Whistleblower Accuses Northrop Grumman of Fudging GPS Systems Testing

An employee of Northrop Grumman has accused the company of faking tests on its LN-100 Inertial Navigation System/Global Positioning System (INS/GPS). The GPS unit is installed on “various aircraft, including helicopters and unmanned drones (including the Predator), missiles, submarines, and other vehicles,” the lawsuit said. The LN-100 provides essential positioning data to the sensitive systems.

The case was filed in September 2012 [PDF] by a plant manager named Todd Donaldson, but it was kept under seal from the company and from the public over the following two years. A Utah District Judge ordered the complaint unsealed last Friday. In the suit, Donaldson alleges that Northrop Grumman employees had been faking “pass” results for the LN-100 units, which were then sold to the US government for military and other purposes.

The tests took 10 minutes to run on each LN-100 unit. Donaldson’s complaint against Northrop stated that because the LN-100 units typically failed the GPS Communication Test, “Defendant has taken to having its technicians manually key in positive responses, such that the word ‘pass’ appears on a print-out of the tests without the test actually being run.” Donaldson, who has worked at Northrop Grumman since 1986, said that he brought up the issue internally but was demoted, “as a result of his internal complaints regarding fake testing results on the LN -100 and other improper acts of Defendant.”

The complaint also states that the company had not been updating the LN-100 units’ calibration files properly before delivering them to the US government. It notes that incorrect GPS calibration and testing can introduce small errors, which “accumulate in the system over time, such that its misreading of position becomes progressively worse.”

The lawsuit states that LN-100 units start at $60,000 and can cost more than $100,000.

Donaldson is suing Northrop Grumman under the False Claims Act (FCA), which incentivizes whistleblowers to call attention to bad practices that companies perpetrate against the US government.
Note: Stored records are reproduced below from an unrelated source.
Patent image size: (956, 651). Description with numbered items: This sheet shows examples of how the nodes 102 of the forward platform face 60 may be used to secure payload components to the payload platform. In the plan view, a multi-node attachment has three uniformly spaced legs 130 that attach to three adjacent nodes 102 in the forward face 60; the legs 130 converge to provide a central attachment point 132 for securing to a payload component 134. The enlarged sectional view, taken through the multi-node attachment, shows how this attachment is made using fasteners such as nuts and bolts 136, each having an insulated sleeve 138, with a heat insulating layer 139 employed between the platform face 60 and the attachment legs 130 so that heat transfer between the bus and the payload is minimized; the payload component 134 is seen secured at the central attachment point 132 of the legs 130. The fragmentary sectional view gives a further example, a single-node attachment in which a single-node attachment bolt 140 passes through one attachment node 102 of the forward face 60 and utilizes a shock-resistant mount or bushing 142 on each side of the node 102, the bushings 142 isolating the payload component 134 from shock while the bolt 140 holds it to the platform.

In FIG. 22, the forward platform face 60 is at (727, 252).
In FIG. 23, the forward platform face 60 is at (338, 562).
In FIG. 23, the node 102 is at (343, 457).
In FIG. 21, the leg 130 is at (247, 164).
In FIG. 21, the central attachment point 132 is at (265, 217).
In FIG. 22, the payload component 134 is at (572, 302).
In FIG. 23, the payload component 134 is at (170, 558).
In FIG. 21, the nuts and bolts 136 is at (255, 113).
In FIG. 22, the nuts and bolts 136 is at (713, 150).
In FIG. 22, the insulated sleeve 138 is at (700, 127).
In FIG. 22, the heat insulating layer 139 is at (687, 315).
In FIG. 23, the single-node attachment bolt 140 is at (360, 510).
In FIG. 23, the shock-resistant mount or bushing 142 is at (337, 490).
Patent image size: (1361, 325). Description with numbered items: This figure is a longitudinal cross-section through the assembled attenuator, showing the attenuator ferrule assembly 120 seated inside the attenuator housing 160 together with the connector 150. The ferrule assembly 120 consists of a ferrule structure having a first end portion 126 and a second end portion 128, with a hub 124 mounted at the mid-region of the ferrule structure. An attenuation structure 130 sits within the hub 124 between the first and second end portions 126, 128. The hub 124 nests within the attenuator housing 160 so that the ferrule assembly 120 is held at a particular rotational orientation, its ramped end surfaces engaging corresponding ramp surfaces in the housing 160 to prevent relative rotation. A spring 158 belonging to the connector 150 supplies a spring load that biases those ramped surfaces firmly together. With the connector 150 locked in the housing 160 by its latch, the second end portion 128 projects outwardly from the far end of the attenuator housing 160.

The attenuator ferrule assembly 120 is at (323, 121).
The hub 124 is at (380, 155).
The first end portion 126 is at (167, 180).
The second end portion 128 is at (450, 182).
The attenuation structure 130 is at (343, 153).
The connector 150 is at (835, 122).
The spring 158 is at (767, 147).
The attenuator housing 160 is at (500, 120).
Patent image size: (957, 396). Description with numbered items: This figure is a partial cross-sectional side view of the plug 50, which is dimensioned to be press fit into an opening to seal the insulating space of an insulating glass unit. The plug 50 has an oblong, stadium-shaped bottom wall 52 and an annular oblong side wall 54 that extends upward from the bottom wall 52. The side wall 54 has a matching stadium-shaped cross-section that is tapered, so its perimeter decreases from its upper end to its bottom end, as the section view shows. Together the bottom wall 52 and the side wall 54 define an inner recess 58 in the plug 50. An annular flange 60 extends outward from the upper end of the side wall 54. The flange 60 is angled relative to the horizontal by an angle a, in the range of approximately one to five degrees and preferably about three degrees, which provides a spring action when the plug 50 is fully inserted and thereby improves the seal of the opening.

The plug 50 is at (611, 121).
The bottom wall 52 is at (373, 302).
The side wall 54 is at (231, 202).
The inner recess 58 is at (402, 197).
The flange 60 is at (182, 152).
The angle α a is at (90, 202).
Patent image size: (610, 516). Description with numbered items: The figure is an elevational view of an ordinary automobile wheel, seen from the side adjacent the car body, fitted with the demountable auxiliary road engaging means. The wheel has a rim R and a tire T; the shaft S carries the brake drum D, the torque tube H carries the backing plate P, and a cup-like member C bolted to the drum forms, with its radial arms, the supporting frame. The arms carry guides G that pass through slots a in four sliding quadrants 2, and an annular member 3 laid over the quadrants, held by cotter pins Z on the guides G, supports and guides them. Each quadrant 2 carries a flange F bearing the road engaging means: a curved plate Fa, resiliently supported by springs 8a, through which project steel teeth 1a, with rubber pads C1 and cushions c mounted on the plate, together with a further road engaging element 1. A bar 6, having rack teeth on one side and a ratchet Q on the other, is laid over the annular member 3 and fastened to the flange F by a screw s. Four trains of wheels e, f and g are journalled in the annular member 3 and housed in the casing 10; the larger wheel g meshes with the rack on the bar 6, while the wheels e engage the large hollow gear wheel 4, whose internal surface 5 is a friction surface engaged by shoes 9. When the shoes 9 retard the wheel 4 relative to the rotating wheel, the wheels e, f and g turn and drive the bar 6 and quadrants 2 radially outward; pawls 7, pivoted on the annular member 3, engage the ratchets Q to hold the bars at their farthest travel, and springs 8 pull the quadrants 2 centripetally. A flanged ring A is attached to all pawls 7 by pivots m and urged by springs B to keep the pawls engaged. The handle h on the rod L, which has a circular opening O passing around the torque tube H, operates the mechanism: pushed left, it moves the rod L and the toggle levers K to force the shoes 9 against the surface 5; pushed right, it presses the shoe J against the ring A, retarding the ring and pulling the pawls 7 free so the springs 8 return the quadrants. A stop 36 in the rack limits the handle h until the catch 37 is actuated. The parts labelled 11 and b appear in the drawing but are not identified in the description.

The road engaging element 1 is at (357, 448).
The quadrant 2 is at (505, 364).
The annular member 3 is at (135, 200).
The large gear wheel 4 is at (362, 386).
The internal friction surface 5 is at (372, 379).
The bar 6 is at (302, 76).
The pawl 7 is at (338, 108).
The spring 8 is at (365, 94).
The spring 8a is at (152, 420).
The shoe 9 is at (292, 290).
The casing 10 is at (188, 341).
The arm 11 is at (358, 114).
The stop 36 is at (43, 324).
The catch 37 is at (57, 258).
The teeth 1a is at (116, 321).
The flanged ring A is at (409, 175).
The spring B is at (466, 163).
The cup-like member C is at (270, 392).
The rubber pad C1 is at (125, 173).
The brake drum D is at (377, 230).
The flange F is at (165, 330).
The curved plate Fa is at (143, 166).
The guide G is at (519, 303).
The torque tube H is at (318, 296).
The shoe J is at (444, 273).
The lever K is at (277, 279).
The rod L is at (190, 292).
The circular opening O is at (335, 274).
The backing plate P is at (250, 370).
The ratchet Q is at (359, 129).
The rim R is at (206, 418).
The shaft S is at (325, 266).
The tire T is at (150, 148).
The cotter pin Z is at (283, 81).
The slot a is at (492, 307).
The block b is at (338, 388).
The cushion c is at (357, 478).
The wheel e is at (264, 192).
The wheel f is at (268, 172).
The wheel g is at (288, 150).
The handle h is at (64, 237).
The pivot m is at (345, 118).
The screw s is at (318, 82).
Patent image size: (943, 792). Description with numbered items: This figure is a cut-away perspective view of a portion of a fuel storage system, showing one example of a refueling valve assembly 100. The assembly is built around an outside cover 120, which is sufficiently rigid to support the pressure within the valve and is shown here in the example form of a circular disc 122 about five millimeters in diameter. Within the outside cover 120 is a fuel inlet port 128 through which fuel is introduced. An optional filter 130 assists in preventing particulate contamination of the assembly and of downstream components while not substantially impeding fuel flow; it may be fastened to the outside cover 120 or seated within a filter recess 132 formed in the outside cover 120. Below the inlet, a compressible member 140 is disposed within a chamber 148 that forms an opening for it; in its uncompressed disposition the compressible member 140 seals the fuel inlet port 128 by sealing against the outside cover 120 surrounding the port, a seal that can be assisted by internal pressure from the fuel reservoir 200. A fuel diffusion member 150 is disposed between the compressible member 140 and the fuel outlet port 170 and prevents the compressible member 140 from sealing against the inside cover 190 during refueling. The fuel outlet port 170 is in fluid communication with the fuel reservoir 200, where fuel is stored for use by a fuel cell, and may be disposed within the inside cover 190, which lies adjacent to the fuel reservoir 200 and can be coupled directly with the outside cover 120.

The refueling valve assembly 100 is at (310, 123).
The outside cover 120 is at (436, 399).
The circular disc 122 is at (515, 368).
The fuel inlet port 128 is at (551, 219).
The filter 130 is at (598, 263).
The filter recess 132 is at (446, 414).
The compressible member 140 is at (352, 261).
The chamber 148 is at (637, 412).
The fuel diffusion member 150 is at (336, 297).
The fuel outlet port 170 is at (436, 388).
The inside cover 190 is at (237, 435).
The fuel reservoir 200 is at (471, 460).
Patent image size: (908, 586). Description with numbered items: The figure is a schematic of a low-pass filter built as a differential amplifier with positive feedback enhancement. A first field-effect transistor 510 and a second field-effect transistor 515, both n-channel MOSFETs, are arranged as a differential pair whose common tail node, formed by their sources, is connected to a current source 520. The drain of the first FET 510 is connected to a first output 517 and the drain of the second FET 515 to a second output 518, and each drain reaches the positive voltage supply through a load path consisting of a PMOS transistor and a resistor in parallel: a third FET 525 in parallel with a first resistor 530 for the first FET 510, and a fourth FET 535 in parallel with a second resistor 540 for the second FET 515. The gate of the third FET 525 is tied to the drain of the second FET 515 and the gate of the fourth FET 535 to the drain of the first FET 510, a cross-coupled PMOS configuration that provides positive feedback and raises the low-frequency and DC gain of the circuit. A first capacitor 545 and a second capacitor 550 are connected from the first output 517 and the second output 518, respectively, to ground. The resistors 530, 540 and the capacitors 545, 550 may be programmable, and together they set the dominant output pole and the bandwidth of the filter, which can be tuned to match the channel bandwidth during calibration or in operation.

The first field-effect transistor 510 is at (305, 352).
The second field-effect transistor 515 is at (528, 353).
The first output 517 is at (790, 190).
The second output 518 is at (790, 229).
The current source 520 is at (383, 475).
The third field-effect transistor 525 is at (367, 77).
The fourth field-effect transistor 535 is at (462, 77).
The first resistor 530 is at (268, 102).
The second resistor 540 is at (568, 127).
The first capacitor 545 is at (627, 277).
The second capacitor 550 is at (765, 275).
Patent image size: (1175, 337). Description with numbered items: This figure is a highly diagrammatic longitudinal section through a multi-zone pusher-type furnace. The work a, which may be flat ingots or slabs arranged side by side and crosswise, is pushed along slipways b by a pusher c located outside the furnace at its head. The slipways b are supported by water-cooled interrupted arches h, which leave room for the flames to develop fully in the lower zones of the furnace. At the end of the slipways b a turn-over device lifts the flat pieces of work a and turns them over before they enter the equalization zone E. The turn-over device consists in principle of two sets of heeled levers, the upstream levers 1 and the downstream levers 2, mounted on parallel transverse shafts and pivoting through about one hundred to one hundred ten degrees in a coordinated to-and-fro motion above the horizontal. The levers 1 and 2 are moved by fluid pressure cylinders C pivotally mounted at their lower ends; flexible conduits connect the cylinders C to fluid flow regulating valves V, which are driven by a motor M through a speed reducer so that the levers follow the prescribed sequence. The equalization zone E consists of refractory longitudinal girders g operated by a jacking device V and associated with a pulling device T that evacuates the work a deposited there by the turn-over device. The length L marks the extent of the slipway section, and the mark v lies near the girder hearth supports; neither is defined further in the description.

If the US wins in a lawsuit against the allegedly offending company, the whistleblower gets to keep a portion the winnings. At the moment, the Los Angeles Times writes, the US government has declined to join the case, but it could still decide to intervene at this point.

The Los Angeles Times also notes that although Donaldson does not cite any specific cases of LN-100 failure in the field, “Air Force investigators blamed the LN-100 for a crash of a Predator drone carrying a Hellfire missile in the North African Republic of Djibouti.” In that event, “the device recorded the drone’s altitude to be 400 feet higher than it actually was.”

Source: ars technica

One comment

  1. I will be curious to see how the whistleblower is treated. I have been in similar circumstances of less importance, and always came out on the losing end of it. There is no longer any guarantee that doing the right thing or making the moral choice will be rewarded.